Choice and eCommerce

Why you can’t commit to a Netflix series

Full, non-edited transcript by descript.com

Choice eCommerce and why you can’t commit to a Netflix series.
Hi and welcome to reiterate. I’m Clint Griffin, and each week we will be going through a different aspect of digital media. Today we take a look at eCommerce and how the massive choices that they can paralyze us into taking no action at all.

You know, when you go to a restaurant and you get presented with a big menu, it’s a massive menu. There are so many things to choose from. And invariably as the waiter comes up for the 17th time, everyone sees, just give me a minute. There’s too much to choose from. Well, that’s kind of how a lot of eCommerce websites work, and that’s kind of why you don’t know what you want.

The entire point of eCommerce is to make life easier, isn’t it? It takes you away from having to go to a store, checking things out, touching them, smelling in, standing in a queue, paying for parking. The general harassment of people and noise, especially if it’s a Friday and all you want to do is go home, have a nice glass of wine and relax.

But does your experience of eCommerce actually work like that? I find often it doesn’t. There’s too much to choose from. Too many things for me to know about, and I’m not an expert on this stuff. I just want whatever I want. Give me three choices. Uh, let me go. I think in general, there are too many choices around.

Um, Netflix is a prime example. We have so many conversations around people that get onto Netflix and just skim through. They don’t actually know what they want to watch. There are 72,000 different series, different genres. Um, what am I into? I have no idea. Sometimes it’s easier to watch linear television where the choice is simply given to you.

We don’t have a choice. You just do whatever is in front of you. That’s why I stream a lot of news, a lot of sport. I feel connected to the world. When I get onto a platform that is not linear, I feel disconnected. I don’t feel like I’m part of what’s going on. Becomes very, very, um, cellular.

Like we’re living in a money tribe of one. And the same can be said for eCommerce when there’s too much choice. Who do you believe? Do you believe the reviews? Do you believe the website? Do you believe that the other website, um, how many choices are bottled? What did you need when you can choose from all of the bottle of water, what’s the best tennis rackets or buy when I can choose from all of the tennis rackets, what are the base pair of shoes and a style?
Um, what about something like a microwave oven? Which one do I choose? Which brand? Which model? How big do I need it? How long do I need it for? What’s its role in life? Give me three choices. Give me an expensive one. Give me a middle of the road one and give me a cheap one. I can kind of make a quick decision and move on.

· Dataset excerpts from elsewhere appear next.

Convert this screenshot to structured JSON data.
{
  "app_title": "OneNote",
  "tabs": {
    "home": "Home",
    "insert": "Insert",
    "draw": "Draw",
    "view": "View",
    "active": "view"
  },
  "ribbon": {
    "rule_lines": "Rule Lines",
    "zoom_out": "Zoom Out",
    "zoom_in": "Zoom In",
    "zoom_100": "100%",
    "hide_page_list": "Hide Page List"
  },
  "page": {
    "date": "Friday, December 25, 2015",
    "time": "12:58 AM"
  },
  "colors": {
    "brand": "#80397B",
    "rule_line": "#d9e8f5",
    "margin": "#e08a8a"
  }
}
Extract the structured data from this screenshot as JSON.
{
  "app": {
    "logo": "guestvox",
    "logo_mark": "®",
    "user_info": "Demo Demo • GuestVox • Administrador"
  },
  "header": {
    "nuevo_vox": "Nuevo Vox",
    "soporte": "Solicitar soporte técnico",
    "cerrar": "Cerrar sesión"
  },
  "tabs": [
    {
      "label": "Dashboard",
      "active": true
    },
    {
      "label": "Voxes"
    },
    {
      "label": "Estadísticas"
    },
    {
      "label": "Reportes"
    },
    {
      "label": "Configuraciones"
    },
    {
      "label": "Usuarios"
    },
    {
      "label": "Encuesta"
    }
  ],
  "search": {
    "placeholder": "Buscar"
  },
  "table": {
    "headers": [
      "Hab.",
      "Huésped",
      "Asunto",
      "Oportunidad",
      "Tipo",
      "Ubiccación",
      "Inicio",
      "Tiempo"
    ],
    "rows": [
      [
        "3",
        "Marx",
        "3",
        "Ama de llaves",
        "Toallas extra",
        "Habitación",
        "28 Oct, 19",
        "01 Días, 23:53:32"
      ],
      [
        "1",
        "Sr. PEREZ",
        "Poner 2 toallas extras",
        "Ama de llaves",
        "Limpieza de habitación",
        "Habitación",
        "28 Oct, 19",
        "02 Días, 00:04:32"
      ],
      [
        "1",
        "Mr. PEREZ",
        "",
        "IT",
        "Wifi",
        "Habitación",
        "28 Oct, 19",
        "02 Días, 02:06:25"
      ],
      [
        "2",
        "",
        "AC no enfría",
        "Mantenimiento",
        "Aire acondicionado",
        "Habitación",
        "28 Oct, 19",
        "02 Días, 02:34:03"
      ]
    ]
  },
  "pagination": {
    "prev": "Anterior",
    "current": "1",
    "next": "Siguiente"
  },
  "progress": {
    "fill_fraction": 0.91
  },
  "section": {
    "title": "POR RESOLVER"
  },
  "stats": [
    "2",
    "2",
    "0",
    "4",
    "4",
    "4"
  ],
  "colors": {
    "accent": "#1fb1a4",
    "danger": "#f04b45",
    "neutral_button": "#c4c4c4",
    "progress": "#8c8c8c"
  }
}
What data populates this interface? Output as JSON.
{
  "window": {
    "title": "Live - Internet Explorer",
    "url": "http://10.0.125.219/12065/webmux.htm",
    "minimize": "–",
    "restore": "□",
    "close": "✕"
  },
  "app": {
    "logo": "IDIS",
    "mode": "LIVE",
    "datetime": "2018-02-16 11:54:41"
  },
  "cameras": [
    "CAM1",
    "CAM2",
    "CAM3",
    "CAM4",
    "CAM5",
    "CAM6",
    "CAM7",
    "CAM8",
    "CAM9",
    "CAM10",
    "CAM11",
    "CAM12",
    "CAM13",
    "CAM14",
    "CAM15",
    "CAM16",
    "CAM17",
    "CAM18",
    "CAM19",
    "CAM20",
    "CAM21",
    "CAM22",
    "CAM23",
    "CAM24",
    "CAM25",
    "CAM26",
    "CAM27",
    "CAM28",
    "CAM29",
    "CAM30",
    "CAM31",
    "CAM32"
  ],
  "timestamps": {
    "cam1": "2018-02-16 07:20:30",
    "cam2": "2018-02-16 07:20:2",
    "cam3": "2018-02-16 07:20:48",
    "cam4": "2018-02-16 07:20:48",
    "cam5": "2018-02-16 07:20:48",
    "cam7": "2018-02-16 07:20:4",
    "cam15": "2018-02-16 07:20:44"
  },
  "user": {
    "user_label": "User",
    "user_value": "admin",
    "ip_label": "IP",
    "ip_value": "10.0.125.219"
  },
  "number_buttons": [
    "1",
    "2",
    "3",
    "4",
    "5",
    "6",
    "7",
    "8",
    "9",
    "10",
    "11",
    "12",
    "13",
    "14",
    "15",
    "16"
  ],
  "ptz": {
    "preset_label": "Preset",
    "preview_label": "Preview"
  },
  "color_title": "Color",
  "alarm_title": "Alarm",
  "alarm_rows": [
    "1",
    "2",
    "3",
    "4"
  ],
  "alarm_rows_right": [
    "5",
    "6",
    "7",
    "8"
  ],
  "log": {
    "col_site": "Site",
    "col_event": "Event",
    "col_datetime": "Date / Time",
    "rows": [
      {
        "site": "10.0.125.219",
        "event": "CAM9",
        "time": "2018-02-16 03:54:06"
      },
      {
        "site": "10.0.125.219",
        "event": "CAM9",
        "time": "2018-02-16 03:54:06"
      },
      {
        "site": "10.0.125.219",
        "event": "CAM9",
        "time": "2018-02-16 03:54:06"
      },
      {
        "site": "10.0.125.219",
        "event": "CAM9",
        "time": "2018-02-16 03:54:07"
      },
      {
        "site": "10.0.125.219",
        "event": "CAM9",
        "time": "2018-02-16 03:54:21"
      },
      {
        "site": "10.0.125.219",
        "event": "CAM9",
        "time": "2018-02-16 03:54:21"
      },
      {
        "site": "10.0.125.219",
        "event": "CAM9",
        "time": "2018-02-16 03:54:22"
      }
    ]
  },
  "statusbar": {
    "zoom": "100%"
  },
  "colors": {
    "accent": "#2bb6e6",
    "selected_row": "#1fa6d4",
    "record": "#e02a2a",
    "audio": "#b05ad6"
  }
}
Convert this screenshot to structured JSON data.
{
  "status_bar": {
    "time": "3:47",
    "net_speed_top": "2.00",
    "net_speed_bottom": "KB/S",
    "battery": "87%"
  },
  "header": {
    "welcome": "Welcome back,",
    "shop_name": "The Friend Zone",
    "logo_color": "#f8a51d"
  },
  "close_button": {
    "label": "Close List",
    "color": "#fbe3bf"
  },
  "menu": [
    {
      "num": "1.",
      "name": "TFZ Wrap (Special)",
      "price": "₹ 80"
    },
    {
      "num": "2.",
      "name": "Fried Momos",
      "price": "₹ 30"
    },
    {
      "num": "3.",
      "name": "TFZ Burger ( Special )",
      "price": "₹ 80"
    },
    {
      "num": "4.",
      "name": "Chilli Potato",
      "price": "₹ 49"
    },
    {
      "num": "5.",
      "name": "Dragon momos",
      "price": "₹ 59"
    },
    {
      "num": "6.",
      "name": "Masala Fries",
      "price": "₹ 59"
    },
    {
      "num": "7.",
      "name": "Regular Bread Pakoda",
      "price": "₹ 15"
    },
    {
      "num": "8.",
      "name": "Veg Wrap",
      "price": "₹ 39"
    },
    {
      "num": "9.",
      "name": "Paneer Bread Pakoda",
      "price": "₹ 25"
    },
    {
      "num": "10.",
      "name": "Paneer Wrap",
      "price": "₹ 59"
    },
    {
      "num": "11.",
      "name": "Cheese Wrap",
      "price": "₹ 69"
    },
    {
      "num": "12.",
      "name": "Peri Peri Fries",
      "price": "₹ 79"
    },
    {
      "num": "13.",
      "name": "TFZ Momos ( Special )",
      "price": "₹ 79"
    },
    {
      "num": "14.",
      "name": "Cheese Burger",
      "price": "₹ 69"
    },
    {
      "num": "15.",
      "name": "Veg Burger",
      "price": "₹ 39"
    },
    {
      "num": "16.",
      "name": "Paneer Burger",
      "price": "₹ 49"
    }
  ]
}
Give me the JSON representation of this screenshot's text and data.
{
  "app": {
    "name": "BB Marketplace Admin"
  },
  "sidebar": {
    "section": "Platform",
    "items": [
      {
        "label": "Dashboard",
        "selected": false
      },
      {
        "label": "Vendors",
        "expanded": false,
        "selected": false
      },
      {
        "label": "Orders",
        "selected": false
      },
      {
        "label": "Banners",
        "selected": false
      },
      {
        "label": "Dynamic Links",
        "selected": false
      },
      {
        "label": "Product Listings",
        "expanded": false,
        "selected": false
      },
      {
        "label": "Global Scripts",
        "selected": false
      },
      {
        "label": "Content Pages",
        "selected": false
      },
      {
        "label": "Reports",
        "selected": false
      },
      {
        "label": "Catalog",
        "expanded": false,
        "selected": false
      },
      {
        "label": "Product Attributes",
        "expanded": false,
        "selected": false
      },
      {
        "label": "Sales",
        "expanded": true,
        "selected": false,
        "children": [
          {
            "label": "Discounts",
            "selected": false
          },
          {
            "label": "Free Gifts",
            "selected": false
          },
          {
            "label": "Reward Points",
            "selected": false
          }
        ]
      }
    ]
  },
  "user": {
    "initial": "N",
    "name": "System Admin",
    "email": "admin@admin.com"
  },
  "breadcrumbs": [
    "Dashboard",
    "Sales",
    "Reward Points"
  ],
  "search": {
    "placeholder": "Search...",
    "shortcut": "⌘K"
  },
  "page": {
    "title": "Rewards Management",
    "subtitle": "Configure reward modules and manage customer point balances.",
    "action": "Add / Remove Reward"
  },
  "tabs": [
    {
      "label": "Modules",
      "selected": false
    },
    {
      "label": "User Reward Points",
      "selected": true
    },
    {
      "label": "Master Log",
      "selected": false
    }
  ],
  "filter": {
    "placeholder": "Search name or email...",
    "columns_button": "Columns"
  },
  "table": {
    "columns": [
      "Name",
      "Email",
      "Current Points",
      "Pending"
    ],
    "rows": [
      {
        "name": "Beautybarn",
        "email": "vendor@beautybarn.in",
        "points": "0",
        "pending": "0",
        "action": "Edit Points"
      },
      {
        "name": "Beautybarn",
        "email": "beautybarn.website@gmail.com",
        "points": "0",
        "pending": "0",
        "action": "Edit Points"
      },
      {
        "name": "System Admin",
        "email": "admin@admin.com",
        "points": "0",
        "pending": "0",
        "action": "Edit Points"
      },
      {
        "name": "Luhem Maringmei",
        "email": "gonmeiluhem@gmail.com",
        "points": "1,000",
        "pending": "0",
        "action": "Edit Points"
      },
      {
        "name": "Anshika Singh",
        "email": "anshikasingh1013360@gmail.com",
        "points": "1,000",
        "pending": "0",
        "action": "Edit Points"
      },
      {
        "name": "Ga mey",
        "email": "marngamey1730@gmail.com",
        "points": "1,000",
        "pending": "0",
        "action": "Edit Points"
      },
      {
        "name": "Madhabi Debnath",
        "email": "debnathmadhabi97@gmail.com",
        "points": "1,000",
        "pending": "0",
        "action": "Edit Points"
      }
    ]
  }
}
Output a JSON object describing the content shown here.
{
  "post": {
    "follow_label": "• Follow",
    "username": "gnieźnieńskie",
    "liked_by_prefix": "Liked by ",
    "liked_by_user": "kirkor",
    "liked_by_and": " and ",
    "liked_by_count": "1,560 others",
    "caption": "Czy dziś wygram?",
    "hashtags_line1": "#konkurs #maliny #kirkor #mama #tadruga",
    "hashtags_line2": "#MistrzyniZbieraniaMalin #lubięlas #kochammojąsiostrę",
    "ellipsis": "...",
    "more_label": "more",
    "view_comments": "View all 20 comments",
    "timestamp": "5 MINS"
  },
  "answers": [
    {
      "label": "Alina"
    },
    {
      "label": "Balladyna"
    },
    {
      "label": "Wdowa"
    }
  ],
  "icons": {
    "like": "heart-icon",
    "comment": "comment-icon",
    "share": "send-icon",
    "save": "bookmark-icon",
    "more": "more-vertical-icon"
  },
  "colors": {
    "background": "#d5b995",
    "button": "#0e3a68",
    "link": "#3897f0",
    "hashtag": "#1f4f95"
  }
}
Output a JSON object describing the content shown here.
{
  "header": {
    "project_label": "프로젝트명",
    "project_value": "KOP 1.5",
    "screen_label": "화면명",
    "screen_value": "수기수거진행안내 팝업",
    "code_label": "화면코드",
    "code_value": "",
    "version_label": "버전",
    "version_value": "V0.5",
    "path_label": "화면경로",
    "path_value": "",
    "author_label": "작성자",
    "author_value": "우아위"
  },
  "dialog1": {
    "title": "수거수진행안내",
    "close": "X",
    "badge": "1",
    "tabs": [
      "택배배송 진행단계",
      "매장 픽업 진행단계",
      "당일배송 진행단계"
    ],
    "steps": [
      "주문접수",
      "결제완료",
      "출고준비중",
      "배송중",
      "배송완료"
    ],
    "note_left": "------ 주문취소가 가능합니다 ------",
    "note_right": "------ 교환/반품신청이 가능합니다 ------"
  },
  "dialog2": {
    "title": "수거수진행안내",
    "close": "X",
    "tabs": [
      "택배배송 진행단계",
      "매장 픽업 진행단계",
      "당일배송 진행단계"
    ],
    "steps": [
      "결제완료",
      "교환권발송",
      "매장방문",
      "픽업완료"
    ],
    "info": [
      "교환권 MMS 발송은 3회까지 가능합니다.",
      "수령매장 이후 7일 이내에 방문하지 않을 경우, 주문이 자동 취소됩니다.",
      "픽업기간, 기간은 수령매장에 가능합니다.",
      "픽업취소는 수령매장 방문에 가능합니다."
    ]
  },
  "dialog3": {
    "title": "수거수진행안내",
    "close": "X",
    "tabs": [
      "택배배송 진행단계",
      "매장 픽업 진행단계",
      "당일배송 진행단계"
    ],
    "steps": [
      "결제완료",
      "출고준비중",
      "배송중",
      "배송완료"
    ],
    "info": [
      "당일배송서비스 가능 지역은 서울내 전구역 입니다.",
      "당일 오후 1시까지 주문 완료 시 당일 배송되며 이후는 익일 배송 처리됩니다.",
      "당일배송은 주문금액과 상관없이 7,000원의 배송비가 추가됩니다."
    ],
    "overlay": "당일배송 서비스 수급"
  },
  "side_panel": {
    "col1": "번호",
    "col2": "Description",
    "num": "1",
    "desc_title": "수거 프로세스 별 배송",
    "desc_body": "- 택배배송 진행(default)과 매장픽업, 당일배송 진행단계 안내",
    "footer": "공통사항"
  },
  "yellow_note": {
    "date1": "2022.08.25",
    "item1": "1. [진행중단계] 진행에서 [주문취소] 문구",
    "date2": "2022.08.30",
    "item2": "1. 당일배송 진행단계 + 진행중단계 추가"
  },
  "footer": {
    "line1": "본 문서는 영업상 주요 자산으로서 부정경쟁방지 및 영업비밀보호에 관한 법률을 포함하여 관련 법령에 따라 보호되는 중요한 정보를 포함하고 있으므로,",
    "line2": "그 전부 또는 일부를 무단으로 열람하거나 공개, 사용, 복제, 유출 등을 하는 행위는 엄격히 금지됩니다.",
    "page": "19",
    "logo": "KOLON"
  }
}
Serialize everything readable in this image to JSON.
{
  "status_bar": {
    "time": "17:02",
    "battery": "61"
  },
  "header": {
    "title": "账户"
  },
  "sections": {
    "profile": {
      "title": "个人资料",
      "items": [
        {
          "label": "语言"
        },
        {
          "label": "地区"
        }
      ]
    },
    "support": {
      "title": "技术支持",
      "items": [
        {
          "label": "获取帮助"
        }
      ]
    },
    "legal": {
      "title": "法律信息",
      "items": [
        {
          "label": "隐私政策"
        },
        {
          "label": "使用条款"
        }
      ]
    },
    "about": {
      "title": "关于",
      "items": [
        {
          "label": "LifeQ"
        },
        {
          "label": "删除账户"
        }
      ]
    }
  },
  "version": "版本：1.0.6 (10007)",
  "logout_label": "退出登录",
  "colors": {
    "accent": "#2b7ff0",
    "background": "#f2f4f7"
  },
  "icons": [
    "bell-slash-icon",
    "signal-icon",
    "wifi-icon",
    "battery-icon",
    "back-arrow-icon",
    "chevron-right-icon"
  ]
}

What’s really important to remember when you putting these things together is think of yourself as the customer and then you become the expert and you don’t need a thousand different items. Think about how you handle the world and how you navigate through it. You want simple choices left or right, straight ahead, small, medium, and large.

Expensive middle of the road, cheap, gray, black, and whites. The more choice you give, the more difficult it becomes, and it also becomes a psychological issue. We get paralyzed in to thinking we need to make the right choice. In a world where there are so many choices to be made every day, don’t do that to the customer because you don’t want it to be done to yourself.

Use the same agility that you use when building a website. Think about a minimum viable product. What is the smallest amount of information you need to get to market? That was your first step. You know how that kind of works. You know what you needed. You needed some returns, policies. You needed a way to shop.

You needed some ways to pay. You didn’t need all of the ways to pay and you didn’t need it to be perfect. You needed to get it up. Think about your products in the same way. When you’re looking at the eCommerce, what are the least number of items you need to make the store viable? What will give you the returns to keep the business going.

To make a profit, to iterate, to try things again, to take things out. To start again. If you’re going into a new category, how many items do you need in that category to make it work? Probably three because you can always extend it to four and five and 10 and 20. If you start with 20 you go back to paralysis.

What are people actually looking for? How do you know what to buy? How do you know what to source? How do you know what to keep in stock? Keep it simple for you. Keep it simple for them. Think about it as an MVS, minimum viable shop. Same as an MVP, minimum viable product. Great communication has always been built on.

Keep it simple, stupid. Great design is as little design as possible. Think about the same when you making your shops the minimum that I need to make the shop functional, the minimum that I need to make the customers have an appearance of choice. Keep it simple like that. Let them make a choice if they make a purchase and move on.

If the line isn’t selling, stop deadline and try another line. Don’t add another line and make it more complicated. Keep it simple. As we look into this a bit further, we might discover that it’s not the products that are important. It’s the ways for people to check out quickly and move on with their lives.

Concentrate on that. Concentrate on letting them get out of the store as quickly as possible. Within, find things quickly within checkout. Let them move on. Focus on other things like delivery and service, and the products themselves will come as customers will tell you what they want.

So simple things, minimum viable shop, minimum viable product, ease of checkout, ease of navigation that the client move on. If you want to focus on something really, really important, focus on customer service. That is the difference between a good eCommerce solution and a bad one. Thanks for your time and have an awesome week.